Personnellement, depuis 2020-2021 et la démocratisation des chaussures à mousse, tous les élites qui ont connu « l’ancien temps » me disent l’écart abyssal entre avant et maintenant dans leur capacité à répéter les séances difficiles.
Pour parler de l’opposé du marathon, des top 8 mondiaux sur 800m et 1500m me disent pouvoir passer une « spé » de plus par semaine ou mettre de la qualité le lendemain de celles-ci quand avant ils devaient auparavant mettre leurs jambes dans le coton.
Evidemment le constat est le même pour les coureurs de longues distances où l’on a tous pu constater que les élites qui touchaient difficilement les 150km/sem il y a encore peu jouent désormais autour de 200 km sans sourciller.
Quand on sait que le travail spécifique à haute-intensité pour les premiers et le volume pour les seconds sont des facteurs de performance prioritaires, on comprend mieux qu’au-delà de l’impact direct des chaussures en compétition, leur gestion moderne permet aussi et surtout de passer des caps à long terme.

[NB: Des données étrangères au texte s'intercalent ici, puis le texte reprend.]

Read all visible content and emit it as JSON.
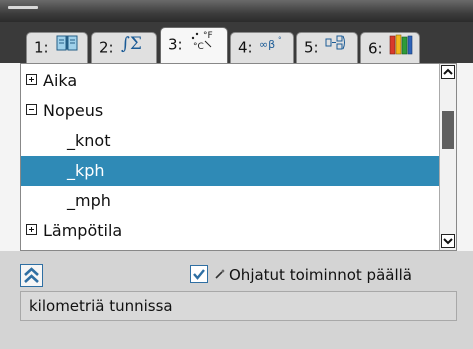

Sur une population de masse comme vous et moi j’y vois d’autres avantages :
- Limiter l’impact mécanique au quotidien et donc les bobos.
- Prendre plus de plaisir dans son quotidien de runner non professionnel (ne pas rentrer en boitant à la maison après chaque spé).
- Mieux supporter la difficulté mécanique de la course à pied.
Attention malgré tout :
- Elles ne devront jamais prendre la place du travail technique et de renforcement musculaire qui seront et de loin, le meilleur moyen d’améliorer vos capacités mécaniques, d’élasticité, d’économie et de prévention des blessures.
- Cela a un coup au départ (mais le même sur le long terme) : créez-vous une panoplie de chaussures de différentes technologies (mousse, sans mousse, fort amorti, amorti limité, et.) pour les faire rouler en fonction de vos entraînements et de votre état. Si vous ne pratiquez plus qu’avec des mousses votre pied et ses muscles vont devenir fainéants et vous régresserez d’un point de vue mécanique donc nous reviendrons au point de départ sur l’endurance, les blessures, etc.
- D’autre part il y a un vrai intérêt (de façon intelligente) en variant au quotidien vos souliers : travailler dans des angles musculaires différents, améliorer votre capacité à encaisser les chocs, travailler vos muscles intrinsèques du pied, etc., bref vous deviendrez de meilleurs coureurs en améliorant vos qualités musculaires, tendineuses et musculaires sans vous en rendre compte.